Long story short: I was dragged out of my Total Lacrosse Retreat by LMM with the news of a local Jr B team which he was basically running and which I did not even know about (this community has spawned previous junior lacrosse enterprises over the years which emigrated to nearby communities). I saw a game, was amazed at the new elevated caliber of Jr B lacrosse, felt inspired to write about it, but was at a complete loss how to do so. One: I have changed so much in the intervening years and competition, winning and losing have become so very uninspiring compared to such higher-evolved things - like creativity for instance, and generosity, which are for me important elements of lacrosse. And two: I was no longer an insider. I knew nothing of the current lacrosse community and its peoples. How would I write as an outsider?

Fast forward April 2019 and LMM speaks up again: the team is looking to fill new exec positions including Director Marketing and Media Relations. I seize on that one. It's my way back in. I take it on faith that I will find a way to write about it. And god knows I should have the time for it given the 101 important projects I've been blissfully ignoring (B is for blissful ignorance).

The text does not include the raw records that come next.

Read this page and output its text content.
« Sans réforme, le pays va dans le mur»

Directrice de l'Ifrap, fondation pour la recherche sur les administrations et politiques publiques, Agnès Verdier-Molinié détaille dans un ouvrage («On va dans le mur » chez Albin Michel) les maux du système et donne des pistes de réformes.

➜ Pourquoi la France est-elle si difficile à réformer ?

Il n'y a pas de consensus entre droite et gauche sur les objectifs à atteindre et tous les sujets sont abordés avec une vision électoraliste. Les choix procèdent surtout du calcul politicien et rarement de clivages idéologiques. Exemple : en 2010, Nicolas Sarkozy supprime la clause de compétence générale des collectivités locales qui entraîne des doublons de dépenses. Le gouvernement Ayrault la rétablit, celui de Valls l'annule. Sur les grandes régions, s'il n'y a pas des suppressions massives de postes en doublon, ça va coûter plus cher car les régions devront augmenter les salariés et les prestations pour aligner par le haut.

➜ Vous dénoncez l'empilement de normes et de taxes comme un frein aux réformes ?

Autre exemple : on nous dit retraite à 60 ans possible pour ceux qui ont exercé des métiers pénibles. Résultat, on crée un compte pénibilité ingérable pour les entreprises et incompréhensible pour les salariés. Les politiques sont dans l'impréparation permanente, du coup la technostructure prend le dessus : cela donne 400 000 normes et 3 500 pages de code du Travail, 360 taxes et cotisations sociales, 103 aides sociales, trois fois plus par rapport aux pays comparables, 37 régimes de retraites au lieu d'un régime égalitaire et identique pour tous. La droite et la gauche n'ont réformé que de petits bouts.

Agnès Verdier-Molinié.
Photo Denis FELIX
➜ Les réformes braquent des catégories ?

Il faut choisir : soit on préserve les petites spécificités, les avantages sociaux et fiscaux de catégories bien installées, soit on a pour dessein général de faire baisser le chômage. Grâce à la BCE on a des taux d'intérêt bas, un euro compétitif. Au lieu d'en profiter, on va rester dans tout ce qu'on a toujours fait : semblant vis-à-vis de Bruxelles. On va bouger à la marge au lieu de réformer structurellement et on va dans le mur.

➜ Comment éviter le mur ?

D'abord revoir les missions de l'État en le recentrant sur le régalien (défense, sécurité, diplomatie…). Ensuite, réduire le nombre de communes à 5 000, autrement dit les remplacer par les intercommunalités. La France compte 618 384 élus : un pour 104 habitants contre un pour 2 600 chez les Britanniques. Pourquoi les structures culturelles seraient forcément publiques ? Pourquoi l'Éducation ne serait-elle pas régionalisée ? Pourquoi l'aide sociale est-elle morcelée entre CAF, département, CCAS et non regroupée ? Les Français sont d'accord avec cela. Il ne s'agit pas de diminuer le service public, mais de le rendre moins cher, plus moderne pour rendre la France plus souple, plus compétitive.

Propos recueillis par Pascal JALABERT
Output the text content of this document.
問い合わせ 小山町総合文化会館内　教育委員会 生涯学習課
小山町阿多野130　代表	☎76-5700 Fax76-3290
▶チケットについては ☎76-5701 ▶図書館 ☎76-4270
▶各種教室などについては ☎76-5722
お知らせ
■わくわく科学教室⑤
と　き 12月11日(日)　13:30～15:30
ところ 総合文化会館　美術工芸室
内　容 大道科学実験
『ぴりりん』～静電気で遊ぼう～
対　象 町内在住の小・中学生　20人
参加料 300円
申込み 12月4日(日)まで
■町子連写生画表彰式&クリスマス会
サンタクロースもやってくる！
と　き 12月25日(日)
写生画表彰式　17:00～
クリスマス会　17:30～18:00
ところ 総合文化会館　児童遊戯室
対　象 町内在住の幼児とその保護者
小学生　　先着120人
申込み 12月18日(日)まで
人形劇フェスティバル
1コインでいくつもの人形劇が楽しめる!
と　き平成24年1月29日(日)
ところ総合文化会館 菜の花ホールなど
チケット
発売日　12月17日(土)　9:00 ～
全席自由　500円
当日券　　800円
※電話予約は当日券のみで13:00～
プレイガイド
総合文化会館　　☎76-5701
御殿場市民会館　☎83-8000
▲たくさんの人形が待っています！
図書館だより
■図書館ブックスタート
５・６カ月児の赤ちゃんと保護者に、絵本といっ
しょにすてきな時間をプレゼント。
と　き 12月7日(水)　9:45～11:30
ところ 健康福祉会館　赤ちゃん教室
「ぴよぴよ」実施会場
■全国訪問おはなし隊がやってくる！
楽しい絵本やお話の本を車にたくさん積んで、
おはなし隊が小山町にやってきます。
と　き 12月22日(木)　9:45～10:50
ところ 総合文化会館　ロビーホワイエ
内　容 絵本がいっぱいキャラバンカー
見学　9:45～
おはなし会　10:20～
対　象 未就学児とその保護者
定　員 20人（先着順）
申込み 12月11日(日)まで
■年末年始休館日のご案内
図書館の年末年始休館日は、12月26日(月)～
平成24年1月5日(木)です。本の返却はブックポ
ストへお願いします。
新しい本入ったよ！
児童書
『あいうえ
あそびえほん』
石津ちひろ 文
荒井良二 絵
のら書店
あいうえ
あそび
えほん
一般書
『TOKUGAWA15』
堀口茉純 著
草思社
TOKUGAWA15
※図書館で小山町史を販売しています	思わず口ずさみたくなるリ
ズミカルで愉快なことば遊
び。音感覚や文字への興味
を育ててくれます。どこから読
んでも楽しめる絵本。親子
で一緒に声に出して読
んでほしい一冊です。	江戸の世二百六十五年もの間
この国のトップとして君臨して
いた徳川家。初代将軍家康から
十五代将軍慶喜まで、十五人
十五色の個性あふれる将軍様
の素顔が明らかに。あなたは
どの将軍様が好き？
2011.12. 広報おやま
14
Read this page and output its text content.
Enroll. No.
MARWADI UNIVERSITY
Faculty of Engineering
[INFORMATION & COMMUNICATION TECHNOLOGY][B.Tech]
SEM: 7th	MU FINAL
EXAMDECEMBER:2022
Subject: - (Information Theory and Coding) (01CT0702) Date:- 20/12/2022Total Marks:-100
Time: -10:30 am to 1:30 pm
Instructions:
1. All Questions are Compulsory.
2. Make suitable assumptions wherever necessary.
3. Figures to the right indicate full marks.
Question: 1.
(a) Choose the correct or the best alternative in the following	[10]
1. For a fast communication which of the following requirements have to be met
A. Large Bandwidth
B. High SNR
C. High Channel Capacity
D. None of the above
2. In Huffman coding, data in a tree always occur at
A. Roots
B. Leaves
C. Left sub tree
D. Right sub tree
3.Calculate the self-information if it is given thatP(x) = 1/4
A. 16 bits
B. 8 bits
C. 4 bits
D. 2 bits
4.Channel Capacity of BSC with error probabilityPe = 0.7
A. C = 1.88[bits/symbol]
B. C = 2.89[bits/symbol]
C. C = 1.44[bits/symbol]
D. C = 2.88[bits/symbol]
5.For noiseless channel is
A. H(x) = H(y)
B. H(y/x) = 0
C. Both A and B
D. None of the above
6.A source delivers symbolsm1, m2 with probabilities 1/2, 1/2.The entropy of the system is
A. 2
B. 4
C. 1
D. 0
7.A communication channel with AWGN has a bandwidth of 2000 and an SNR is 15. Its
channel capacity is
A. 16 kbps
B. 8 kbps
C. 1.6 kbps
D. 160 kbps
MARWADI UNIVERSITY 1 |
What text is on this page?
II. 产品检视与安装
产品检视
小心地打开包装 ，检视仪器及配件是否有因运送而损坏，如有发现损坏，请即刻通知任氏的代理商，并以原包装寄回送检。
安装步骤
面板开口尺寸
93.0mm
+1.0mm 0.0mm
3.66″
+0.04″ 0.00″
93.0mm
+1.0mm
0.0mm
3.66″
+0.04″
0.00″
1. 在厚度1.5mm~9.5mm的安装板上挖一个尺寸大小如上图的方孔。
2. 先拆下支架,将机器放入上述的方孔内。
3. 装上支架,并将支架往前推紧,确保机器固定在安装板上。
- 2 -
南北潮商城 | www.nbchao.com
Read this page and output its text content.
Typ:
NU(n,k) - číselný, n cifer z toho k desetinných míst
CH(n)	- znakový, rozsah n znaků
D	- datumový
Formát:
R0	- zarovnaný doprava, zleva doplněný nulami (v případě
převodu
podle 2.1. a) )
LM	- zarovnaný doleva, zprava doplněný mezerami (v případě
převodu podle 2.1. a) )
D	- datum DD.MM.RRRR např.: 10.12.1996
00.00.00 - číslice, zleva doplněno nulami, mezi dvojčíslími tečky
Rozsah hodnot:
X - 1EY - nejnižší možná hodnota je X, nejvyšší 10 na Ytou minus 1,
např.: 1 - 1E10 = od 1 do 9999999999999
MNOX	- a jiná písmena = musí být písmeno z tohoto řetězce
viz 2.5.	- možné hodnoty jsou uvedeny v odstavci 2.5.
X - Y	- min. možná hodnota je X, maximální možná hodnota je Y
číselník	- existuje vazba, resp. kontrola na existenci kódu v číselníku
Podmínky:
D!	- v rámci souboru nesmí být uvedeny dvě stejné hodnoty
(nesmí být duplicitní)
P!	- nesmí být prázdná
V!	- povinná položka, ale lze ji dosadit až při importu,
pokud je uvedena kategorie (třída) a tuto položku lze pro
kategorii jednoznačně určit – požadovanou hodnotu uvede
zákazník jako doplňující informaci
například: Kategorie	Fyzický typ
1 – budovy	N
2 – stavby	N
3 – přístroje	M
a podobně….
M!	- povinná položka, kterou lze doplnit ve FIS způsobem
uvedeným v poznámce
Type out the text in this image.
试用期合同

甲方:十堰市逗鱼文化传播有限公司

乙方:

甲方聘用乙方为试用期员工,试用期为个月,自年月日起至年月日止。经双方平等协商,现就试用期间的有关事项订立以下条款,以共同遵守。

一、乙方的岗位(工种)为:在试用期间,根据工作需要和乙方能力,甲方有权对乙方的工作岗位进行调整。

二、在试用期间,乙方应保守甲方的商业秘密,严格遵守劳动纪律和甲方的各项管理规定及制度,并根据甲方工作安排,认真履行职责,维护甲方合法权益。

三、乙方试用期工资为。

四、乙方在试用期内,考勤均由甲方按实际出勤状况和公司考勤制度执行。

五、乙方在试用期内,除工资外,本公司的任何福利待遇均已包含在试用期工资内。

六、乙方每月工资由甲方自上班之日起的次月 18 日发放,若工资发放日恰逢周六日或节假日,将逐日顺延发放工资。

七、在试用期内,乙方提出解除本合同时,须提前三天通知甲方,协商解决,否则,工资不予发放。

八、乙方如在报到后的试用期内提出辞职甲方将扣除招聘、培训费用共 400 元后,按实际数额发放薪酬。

"I'll be your director media marketing," I type back after literally about 20 seconds of deliberation. I was intentionally bold. Take it or leave it.

He took it.

The task I took on for myself; the goal, is enormously ambitious. The work I cut out for myself is potentially endless. And I admit I don't know how to accomplish the goal, if indeed it's possible. But I trust in finding useful components and pursuing them on faith that they will be part of the final solution. More on all this some other time.

Was I crazy to take this on given I can't keep up with anything currently? Here's my weird rationalization: To take on a world of work which is unlike most of my current work in that there are tight schedules and outside stakeholders, which means I will be properly motivated to Get It Done, which may be just the thing to re-teach me a proper work ethic. When the season ends in a few months I can move my new work ethic and apply it to my own works.

Well that time is now.

So I'm back.

I say that I am here to stay. Fingers crossed.

And by here I mean blog world, yes, but I mean much more. I want to really be here. Being present again. Being productive. Making a difference. Being the person I should be instead of the loser I have been for the last year and a half.

This morning I arose after 6 hours of sleep (not bad! though sleep remains a critical Needs Improvement Area) picked up Chess Champ, met up with The Healer, journeyed to Station One former fire-house turned cafe and there met Sweetproserpina and the Ponderer for a joyful write-in. Here I am. The Ponderer's partner is beating her cancer. The Healer's mate has finally become employed again by a college where I worked for awhile. And Chess Champ has finally released some writing to the semi-public sphere. A big step. I really look forward to finally giving him a read. Given sleep and eye problems I have not really read for this year and a half. Another Needs Improvement Area.

Continuous improvement. Every day. Am I back? It would be nice if I were back.